Ignoring the Help

A year ago I took an unusual holiday – my kids were attending camp for a week, so my wife and I volunteered to work in the horse corrals for the week. It was very different work, tiring, rewarding, and relaxing in its own way. What I did notice was how easily I was ignored by the campers.

Let’s just be clear: the staff and kids at the camp were wonderful – grateful, fun, friendly – the campers were reasonably indifferent, though respectful and friendly when we interacted with them. I am not complaining, this is what anyone would expect with 12-16 year-olds, or anyone really (especially since we were mostly shovelling horse manure)!

What this experience caused me to notice was how many people were serving me during this week (someone cooked my meals, washed my plates, cleaned my room, etc.), and I had really not noticed until I started to think about it.

But this is not a lecture on being grateful (hopefully it does not seem like a lecture at all!). What I think we do is to define “the help” relative to our own role – clerks, receptionists, junior managers, subordinates – and then how we often ignore them. And this despite the fact that we ourselves may be defined as “the help” by someone else who is ignoring us in turn…to our great displeasure!

I will leave to you any potential connections from treating “the help” better for improved customer service, staff morale and personal growth (and promotion prospects). I suspect that those links are pretty strong. Certainly I know that when I feel valued and appreciated I feel that I am making difference, and I work harder as a result.

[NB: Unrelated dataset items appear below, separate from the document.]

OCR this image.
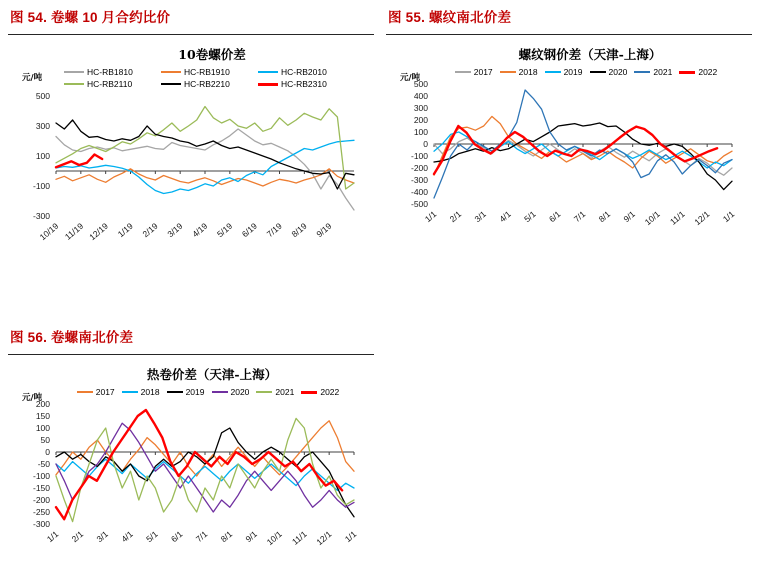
图 54. 卷螺 10 月合约比价
10卷螺价差
元/吨
HC-RB1810	HC-RB1910	HC-RB2010
HC-RB2110	HC-RB2210	HC-RB2310
500
300
100
-100
-300
10/19 11/19 12/19 1/19 2/19 3/19 4/19 5/19 6/19 7/19 8/19 9/19
图 55. 螺纹南北价差
螺纹钢价差（天津-上海）
元/吨
2017	2018	2019	2020	2021	2022
500
400
300
200
100
0
-100
-200
-300
-400
-500
1/1 2/1 3/1 4/1 5/1 6/1 7/1 8/1 9/1 10/1 11/1 12/1 1/1
图 56. 卷螺南北价差
热卷价差（天津-上海）
元/吨
2017	2018	2019	2020	2021	2022
200
150
100
50
0
-50
-100
-150
-200
-250
-300
1/1 2/1 3/1 4/1 5/1 6/1 7/1 8/1 9/1 10/1 11/1 12/1 1/1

What can you do for your “help”? Personally, I like the three “F”s – be friendly, make it fun and occasionally provide food. If those aren’t for you, type in ‘how to appreciate your staff’ in any search engine and see if there is something that works for you there.

Attention ladder-climbers: people will not remember you for that report you got in on time, rather they will remember you for the type of person you were. And in 50 years, they likely won’t remember you at all. Make your time, and theirs, something more!